The present abbey church was begun in 1117 with help from King Henry I. It was dedicated in 1176 and was already an Augustinian monastery on the site of what is reputed to be the oldest known Saxon church in England. Throughout the 12th and 13th centuries, it became more powerful, wealthy, and began to dominate the local economy, controlling the local markets for example.
This led to tension between the abbey and the town in the 14th century, much of which came to a head in the last decade of that century when Templar’s Prophecy is set. This tension between the monastery and townsfolk is something I have described in my novel. Many of the monks of Saint Mary’s Abbey play significant roles in this story, more so than monks in any of my other Lady Apollonia books.
Saint Mary’s Abbey in Cirencester ceased to exist in 1539 with King Henry VIII’s dissolution of all monastic institutions.
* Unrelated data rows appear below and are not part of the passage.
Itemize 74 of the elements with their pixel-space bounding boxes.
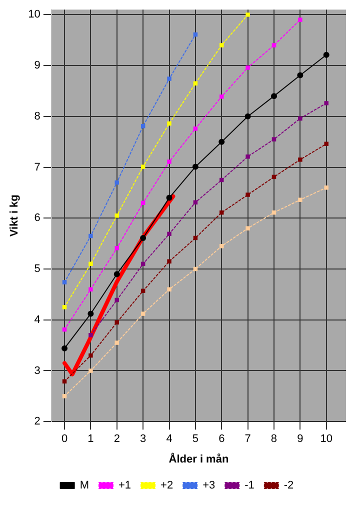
x-tick-label: 2 (114, 433, 120, 446)
x-tick-label: 5 (192, 433, 199, 446)
point (298, 158, 302, 162)
point (298, 116, 302, 121)
y-tick-label: 5 (34, 263, 40, 276)
point (246, 154, 250, 159)
point (270, 93, 277, 100)
legend-label: M (80, 480, 89, 492)
x-tick-label: 3 (140, 433, 146, 446)
point (114, 340, 120, 345)
point (140, 312, 146, 316)
y-tick-label: 2 (34, 416, 40, 428)
point (167, 160, 172, 164)
point (324, 142, 328, 146)
point (246, 12, 250, 17)
x-axis-title: Ålder i mån (168, 452, 229, 466)
point (324, 101, 328, 106)
point (140, 234, 146, 241)
point (297, 72, 304, 78)
point (88, 262, 93, 266)
point (166, 194, 172, 201)
point (88, 234, 93, 238)
point (114, 246, 120, 250)
point (167, 287, 172, 292)
legend-label: -2 (284, 480, 294, 492)
x-tick-label: 0 (61, 433, 68, 446)
point (272, 137, 276, 142)
point (192, 164, 198, 170)
point (167, 76, 172, 81)
point (193, 81, 198, 86)
point (62, 280, 67, 284)
legend-label: +1 (118, 480, 132, 492)
point (62, 345, 68, 352)
x-tick-label: 4 (166, 433, 172, 446)
point (167, 232, 172, 236)
x-tick-label: 6 (218, 433, 225, 446)
point (88, 310, 94, 317)
y-tick-label: 6 (34, 212, 40, 224)
point (324, 186, 328, 190)
point (246, 65, 250, 70)
point (88, 333, 93, 338)
point (246, 192, 250, 197)
point (88, 353, 93, 358)
y-tick-label: 3 (34, 364, 40, 377)
point (88, 368, 93, 373)
point (140, 164, 146, 169)
point (114, 271, 120, 278)
x-tick-label: 8 (270, 433, 278, 446)
point (298, 18, 302, 22)
point (220, 43, 224, 48)
x-tick-label: 10 (320, 433, 332, 446)
y-tick-label: 8 (34, 110, 40, 122)
point (298, 198, 302, 202)
legend-label: +3 (202, 480, 216, 492)
x-tick-label: 9 (297, 433, 304, 446)
point (246, 226, 250, 230)
x-tick-label: 1 (88, 433, 94, 446)
x-tick-label: 7 (244, 433, 251, 446)
point (62, 305, 67, 310)
point (272, 43, 276, 48)
point (167, 121, 172, 126)
y-tick-label: 10 (28, 8, 40, 21)
y-axis-title: Vikt i kg (8, 194, 21, 237)
point (62, 394, 67, 398)
y-tick-label: 4 (34, 314, 40, 326)
point (88, 287, 93, 292)
point (323, 52, 330, 58)
point (167, 259, 172, 264)
legend-label: -1 (244, 480, 254, 492)
legend-label: +2 (160, 480, 174, 492)
y-tick-label: 7 (34, 161, 40, 174)
point (244, 113, 251, 120)
point (218, 138, 225, 145)
y-tick-label: 9 (34, 60, 40, 72)
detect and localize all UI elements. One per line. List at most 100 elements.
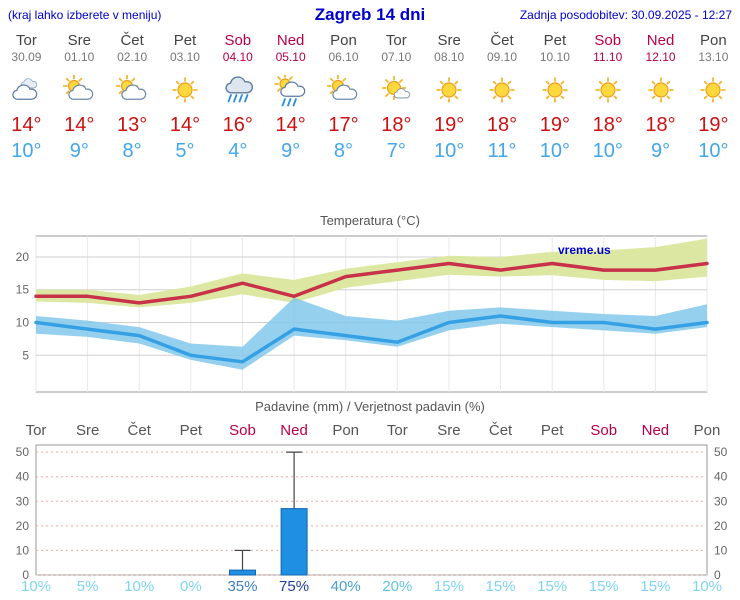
day-column: Sob 04.10 16° 4° [211, 28, 264, 163]
precip-day-label: Ned [280, 422, 308, 439]
sunny-icon [647, 77, 674, 103]
precip-day-label: Sre [437, 422, 461, 439]
low-temp: 10° [539, 140, 570, 162]
precip-probability: 20% [382, 578, 413, 595]
day-name: Pon [330, 32, 357, 49]
precip-probability: 10% [20, 578, 52, 595]
precip-probability: 15% [485, 578, 516, 595]
day-date: 13.10 [698, 50, 729, 64]
day-column: Sob 11.10 18° 10° [581, 28, 634, 163]
day-name: Pet [543, 32, 567, 49]
precip-ytick-right: 0 [714, 568, 721, 582]
precip-day-label: Čet [127, 422, 151, 439]
mostly-sunny-icon [382, 75, 411, 101]
day-column: Tor 07.10 18° 7° [370, 28, 423, 163]
forecast-strip: Tor 30.09 14° 10° Sre 01.10 14° 9° Čet 02.10 13° 8°… [0, 28, 740, 163]
precip-day-label: Pon [332, 422, 360, 439]
day-name: Sre [67, 32, 91, 49]
high-temp: 14° [64, 114, 95, 136]
high-temp: 19° [434, 114, 465, 136]
high-temp: 18° [486, 114, 518, 136]
rain-icon [225, 76, 253, 103]
low-temp: 7° [386, 140, 406, 162]
day-name: Ned [646, 32, 675, 49]
low-temp: 11° [487, 140, 517, 162]
precip-probability: 15% [433, 578, 464, 595]
low-temp: 10° [592, 140, 623, 162]
day-name: Tor [385, 32, 407, 49]
last-updated: Zadnja posodobitev: 30.09.2025 - 12:27 [519, 8, 732, 22]
high-temp: 19° [539, 114, 570, 136]
day-date: 08.10 [434, 50, 465, 64]
watermark-link[interactable]: vreme.us [558, 243, 611, 257]
precip-probability: 15% [640, 578, 671, 595]
weather-icon-wrap [430, 75, 468, 107]
day-date: 11.10 [593, 50, 623, 64]
precip-probability: 10% [691, 578, 723, 595]
high-temp: 18° [645, 114, 676, 136]
low-temp: 9° [650, 140, 671, 162]
page-title: Zagreb 14 dni [314, 5, 426, 24]
precip-bar [280, 508, 308, 576]
temp-ytick: 5 [22, 348, 29, 362]
precip-ytick-left: 30 [16, 494, 30, 508]
weather-icon-wrap [536, 75, 574, 107]
day-column: Pon 06.10 17° 8° [317, 28, 370, 163]
low-temp: 8° [333, 140, 354, 162]
day-date: 30.09 [11, 50, 42, 64]
temp-ytick: 20 [16, 250, 30, 264]
day-column: Ned 12.10 18° 9° [634, 28, 687, 163]
high-temp: 14° [169, 114, 201, 136]
sunny-icon [700, 77, 727, 103]
weather-icon-wrap [219, 75, 257, 107]
min-temp-line [34, 314, 709, 364]
temp-ytick: 15 [16, 283, 30, 297]
precip-ytick-right: 40 [714, 470, 728, 484]
high-temp: 14° [275, 114, 306, 136]
day-name: Ned [276, 32, 305, 49]
precip-probability: 15% [588, 578, 619, 595]
precip-day-label: Tor [386, 422, 408, 439]
high-temp: 19° [698, 114, 729, 136]
low-temp: 9° [281, 140, 301, 162]
day-name: Čet [490, 32, 514, 49]
day-date: 12.10 [645, 50, 676, 64]
high-temp: 14° [11, 114, 42, 136]
precip-ytick-left: 20 [16, 519, 30, 533]
day-name: Sob [224, 32, 252, 49]
menu-hint: (kraj lahko izberete v meniju) [8, 8, 162, 22]
weather-icon-wrap [377, 75, 415, 107]
precip-ytick-left: 50 [16, 445, 30, 459]
precip-ytick-left: 0 [22, 568, 29, 582]
low-temp: 9° [69, 140, 89, 162]
low-temp: 5° [175, 140, 195, 162]
day-column: Pet 03.10 14° 5° [159, 28, 212, 163]
sunny-icon [436, 77, 462, 103]
day-name: Sob [594, 32, 622, 49]
temp-ytick: 10 [16, 316, 30, 330]
low-temp: 4° [228, 140, 248, 162]
precip-day-label: Pet [540, 422, 564, 439]
day-date: 01.10 [64, 50, 95, 64]
precip-day-label: Ned [641, 422, 670, 439]
precip-probability: 15% [537, 578, 568, 595]
precip-ytick-right: 50 [714, 445, 728, 459]
high-temp: 13° [116, 114, 148, 136]
day-name: Sre [437, 32, 461, 49]
day-column: Pet 10.10 19° 10° [528, 28, 581, 163]
day-column: Čet 09.10 18° 11° [476, 28, 529, 163]
sunny-icon [595, 77, 621, 103]
precip-day-label: Pon [693, 422, 721, 439]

The stone buildings represented in the model at the top of this posting were thoroughly quarried and reused locally. Some of the stone went into Abbey House which was built and later rebuilt on the grounds of the abbey. Abbey stone also went into other buildings in town, some of which have signs to indicate this reuse.
Other traces of the abbey can be found in and around Cirencester. A dovecot and an abbey tithe barn, shown above, can be found on the outskirts of the town at Barton Farm. Such buildings were valuable for use apart from the monastic enterprise and often survived the dissolution of the monasteries.
There are numerous steams running through the town and into the abbey grounds. These are reminders that Cirencester Abbey, like many monastic institutions, was quite dependent on water, not just for daily life in the abbey but also to run its mills. A picture of one of these streams is shown below.
Recently, I have talked about major medieval monastic churches in my stories. Next month, I will describe some of the lesser monastic institutions known to the Lady Apollonia in her 14th century adventures.